- 17-05-2021 14:32
- 152
“Ayinesi iştir kişinin, lafa bakılmaz” sözü, yapılan ile pratize edilenin aynı olması gerektiğini bizlere ifade eder.
Peki, O halde “Sözü Filistin, Yaşantısı İsrail” ne demektir? Aslında bu da tam olarak ,“Ayinesi iştir kişinin, lafa bakılmaz” sözüyle aynıdır.
İnsanoğlu o kadar değişik işler yapar ki, yaptığı ile söylediği bir olmayınca şaşarsınız ve “Bu ne perhiz, bu ne lahana turşusu” dersiniz.
Her şeyde ön planda olmak,riyakâr ve çıkarcı, desinler diye yapmadığı şey kalmayan kişi bir de sözcülük yapmak mı ister?
Yapacağı şey yaşadığı şeye sözcülük yapmaktır. Neyi yaşıyorsa onu söyleyebilir. İsrail gibi egoist, çıkarcı, riyakâr ise Filistin’i konuşamaz.
Daha doğrusu konuşmamalı. Eğer konuşursa da inandırıcılığı olmaz. İnandırıcılığı olmadığı için de kuru kalabalık yapmaktan öteye geçmez.
Bir defa konuşanlar, ya da öne geçme meraklısı olup da sözcülük yapmak isteyenler kendilerine şu soruyu sormalıdırlar?
Bizim sözümüz niye dinlenip gereği yapılmıyor? ” Ey iman edenler! Niçin yapmayacağınız şeyleri söylüyorsunuz? Yapmayacağınız şeyleri söylemeniz Allah katında çok çirkin bir davranıştır.” (Saf Suresi 2 ve 3. Ayetler)
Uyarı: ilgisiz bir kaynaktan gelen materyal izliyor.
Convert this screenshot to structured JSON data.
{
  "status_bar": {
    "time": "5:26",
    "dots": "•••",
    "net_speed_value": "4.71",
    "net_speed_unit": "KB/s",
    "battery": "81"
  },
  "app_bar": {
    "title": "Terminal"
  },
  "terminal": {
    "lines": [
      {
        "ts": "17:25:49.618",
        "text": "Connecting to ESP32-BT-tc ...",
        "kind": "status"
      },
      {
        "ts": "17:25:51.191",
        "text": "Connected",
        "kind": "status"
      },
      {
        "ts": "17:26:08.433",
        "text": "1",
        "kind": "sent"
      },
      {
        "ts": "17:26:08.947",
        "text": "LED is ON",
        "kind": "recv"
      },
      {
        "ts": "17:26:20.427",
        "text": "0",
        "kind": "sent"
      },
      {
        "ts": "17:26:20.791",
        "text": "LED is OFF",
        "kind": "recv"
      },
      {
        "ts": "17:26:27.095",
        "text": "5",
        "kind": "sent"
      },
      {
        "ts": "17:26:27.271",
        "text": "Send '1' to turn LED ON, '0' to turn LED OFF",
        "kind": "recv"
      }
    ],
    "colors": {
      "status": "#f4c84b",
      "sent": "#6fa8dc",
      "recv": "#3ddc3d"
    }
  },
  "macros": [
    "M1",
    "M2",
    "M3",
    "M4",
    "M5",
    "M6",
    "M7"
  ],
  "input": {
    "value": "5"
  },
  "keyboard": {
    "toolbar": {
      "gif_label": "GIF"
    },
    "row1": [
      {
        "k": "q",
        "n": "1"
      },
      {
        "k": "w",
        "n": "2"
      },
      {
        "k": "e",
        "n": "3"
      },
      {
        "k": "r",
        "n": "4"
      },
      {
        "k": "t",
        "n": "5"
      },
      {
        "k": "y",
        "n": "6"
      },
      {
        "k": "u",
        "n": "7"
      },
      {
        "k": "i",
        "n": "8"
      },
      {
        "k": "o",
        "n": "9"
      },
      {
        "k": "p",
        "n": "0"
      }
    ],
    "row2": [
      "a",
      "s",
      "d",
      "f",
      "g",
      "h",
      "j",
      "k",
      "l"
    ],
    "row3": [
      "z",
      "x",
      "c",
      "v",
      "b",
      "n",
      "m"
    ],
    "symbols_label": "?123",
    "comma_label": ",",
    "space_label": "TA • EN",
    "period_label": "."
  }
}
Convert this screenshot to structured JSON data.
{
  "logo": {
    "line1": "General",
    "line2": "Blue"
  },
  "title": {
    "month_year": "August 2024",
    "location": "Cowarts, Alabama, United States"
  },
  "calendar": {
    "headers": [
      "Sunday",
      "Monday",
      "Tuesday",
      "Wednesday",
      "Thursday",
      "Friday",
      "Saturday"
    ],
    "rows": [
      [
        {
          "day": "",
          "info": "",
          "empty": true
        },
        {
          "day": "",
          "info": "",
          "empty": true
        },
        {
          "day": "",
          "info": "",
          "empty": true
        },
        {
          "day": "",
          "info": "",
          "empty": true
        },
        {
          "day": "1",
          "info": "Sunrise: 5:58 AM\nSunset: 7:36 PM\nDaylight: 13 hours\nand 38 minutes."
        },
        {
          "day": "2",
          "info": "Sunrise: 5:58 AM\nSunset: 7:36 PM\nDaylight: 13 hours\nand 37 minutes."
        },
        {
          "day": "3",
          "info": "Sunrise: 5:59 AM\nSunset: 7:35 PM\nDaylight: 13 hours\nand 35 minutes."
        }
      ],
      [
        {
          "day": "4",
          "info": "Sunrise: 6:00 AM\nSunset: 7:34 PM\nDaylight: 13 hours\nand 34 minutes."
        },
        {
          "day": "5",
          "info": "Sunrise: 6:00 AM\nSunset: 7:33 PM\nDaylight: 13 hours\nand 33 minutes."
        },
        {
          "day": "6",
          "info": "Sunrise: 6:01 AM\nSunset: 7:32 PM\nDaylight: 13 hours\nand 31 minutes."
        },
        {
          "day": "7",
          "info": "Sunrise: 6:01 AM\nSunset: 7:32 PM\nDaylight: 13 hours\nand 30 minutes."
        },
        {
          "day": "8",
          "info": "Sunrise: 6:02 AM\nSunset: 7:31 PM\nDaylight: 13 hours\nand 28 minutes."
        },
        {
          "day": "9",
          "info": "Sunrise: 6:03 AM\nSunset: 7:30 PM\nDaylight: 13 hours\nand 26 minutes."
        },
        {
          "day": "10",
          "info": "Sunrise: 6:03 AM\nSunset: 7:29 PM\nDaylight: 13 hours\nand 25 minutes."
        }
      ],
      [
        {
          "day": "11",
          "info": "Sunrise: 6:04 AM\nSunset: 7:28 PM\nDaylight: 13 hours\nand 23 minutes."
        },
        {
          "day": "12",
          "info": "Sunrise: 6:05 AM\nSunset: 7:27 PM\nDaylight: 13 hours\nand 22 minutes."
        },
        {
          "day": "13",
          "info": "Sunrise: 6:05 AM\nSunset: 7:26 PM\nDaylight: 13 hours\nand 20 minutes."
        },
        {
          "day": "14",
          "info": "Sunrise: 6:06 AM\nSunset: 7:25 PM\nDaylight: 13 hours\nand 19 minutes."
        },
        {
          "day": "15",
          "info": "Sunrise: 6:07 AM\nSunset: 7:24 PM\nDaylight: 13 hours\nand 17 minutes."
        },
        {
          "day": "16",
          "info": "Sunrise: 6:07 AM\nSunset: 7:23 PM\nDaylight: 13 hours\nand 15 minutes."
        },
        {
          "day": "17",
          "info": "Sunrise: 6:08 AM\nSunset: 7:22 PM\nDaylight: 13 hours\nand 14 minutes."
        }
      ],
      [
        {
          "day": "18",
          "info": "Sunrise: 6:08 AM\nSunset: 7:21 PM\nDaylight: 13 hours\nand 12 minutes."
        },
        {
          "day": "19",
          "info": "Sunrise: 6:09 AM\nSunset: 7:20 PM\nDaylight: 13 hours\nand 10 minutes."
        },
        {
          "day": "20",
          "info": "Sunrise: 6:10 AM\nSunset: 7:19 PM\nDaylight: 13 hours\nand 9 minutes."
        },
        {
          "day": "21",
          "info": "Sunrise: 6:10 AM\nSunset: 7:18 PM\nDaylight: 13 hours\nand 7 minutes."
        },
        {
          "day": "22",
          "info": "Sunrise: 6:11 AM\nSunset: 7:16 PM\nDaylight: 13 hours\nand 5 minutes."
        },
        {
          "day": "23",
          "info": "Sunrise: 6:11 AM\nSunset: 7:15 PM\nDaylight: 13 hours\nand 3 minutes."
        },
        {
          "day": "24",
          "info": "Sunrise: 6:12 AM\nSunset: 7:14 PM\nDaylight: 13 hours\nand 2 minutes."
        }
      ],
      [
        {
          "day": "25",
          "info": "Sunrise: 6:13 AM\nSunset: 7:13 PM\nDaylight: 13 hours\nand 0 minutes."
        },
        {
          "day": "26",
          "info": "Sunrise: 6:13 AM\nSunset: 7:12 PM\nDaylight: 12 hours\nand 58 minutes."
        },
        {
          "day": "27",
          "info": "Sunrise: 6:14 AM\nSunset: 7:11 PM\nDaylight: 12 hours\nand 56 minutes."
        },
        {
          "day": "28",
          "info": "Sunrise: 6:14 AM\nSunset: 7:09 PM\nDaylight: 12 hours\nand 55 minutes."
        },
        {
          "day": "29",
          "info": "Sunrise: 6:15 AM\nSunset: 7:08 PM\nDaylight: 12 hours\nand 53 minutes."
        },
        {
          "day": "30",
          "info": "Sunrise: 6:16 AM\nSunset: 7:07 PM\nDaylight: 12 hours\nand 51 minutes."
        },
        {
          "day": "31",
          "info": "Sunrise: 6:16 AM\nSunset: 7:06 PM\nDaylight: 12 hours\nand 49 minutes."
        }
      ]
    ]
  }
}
O halde çirkinleşmemek için yapmadığınız şeyleri söylememeniz gerekir. Öncülük yapacaksınız hayatınızla öncülük yapınız da insanlar inansın.
Hep söylenegelen sözdür. “Bir buçuk milyar Müslüman isterse küçücük İsrail’i tükürükle boğar” İyi de İsrail niye boğulmuyor?
Maalesef,” Sözü Filistin olup da Yaşantısı da Filistin” olanların sayısı yeterli değil de ondan. Eğer öyle olsaydı Filistin çoktan özgürlüğüne kavuşurdu.
Demek ki, İsrail’in kendi davasında samimi olduğu kadar Müslümanlar kendi davalarında samimi değildirler. Bir defa yaşantılarını düzeltmelidirler.
Yaşantılarını düzelttikten sonra gerisi zaten gelir. Hiçbir kaybın olmadığı, hiçbir fedakârlığın yapılmadığı sözcülük yapma merakı ile sonuca gidilemez.
1986 yılında gazeteciler Şimon Perez’e, “İsrail’i kurdunuz ama Kur’an-ı Kerim, sizin devletinizin yıkılacağından haber veriyor” diye sorduklarında Perez, “Bizim devletimizi yıkacak, Kuran’ın bahsettiği Müslümanlar gelsin! O zaman düşünürüz” diye cevap veriyor.
Dolayısıyla Filistin’in ve Filistinli Müslümanların kurtuluşu Kur’an Müslümanlarının yetişmesine bağlıdır. O da yaşantının düzeltilmesine bağlıdır.
Hırslı, çıkarı için yapmayacağı şey kalmayan, her türlü hile ve dolanı yapan, gelsin de nasıl gelirse gelsin için sürekli uğraşan kişilerle Filistin de kurtulmaz Müslümanlarda.
Bu işin öncülüğünü yapmak isteyenler Filistin’i kurtarmadan önce kendilerini kurtarsınlar da sonra sözcülük yapsınlar.
Parayı, çıkarı, reklamı, gösterişi putlaştıranlar zaten Filistin’in kurtuluşunu isteme konusunda samimi de değiller.
Onlar daha çok, alkış peşindedirler. Onlar daha çok, reklam peşindedirler. Onlar daha çok, gösteriş peşindedirler.
İsrail, bugün İslam Dünyasına ve Müslümanlara tahakküm ediyorsa Kur’an Müslümanları yetişmediği içindir.
Evet, Halkı Müslüman olan Ülkelerin yöneticileri Batı Uşaklığı yapıyor olabilir. Amerika’nın korkusundan seslerini çıkarmıyor olabilir.
Ancak Kuran’ın tarif ettiği Müslüman profili de yeterli değil ki, Müslümanlar İsrail’i durduramadığı gibi İsrail de istediğini yapıyor.
İsrail’i durdurmak için sözden çok öz lazım. Öz de ancak Kuran’ın belirttiği ve ifade ettiği ilkelerle gerçekleşebilir.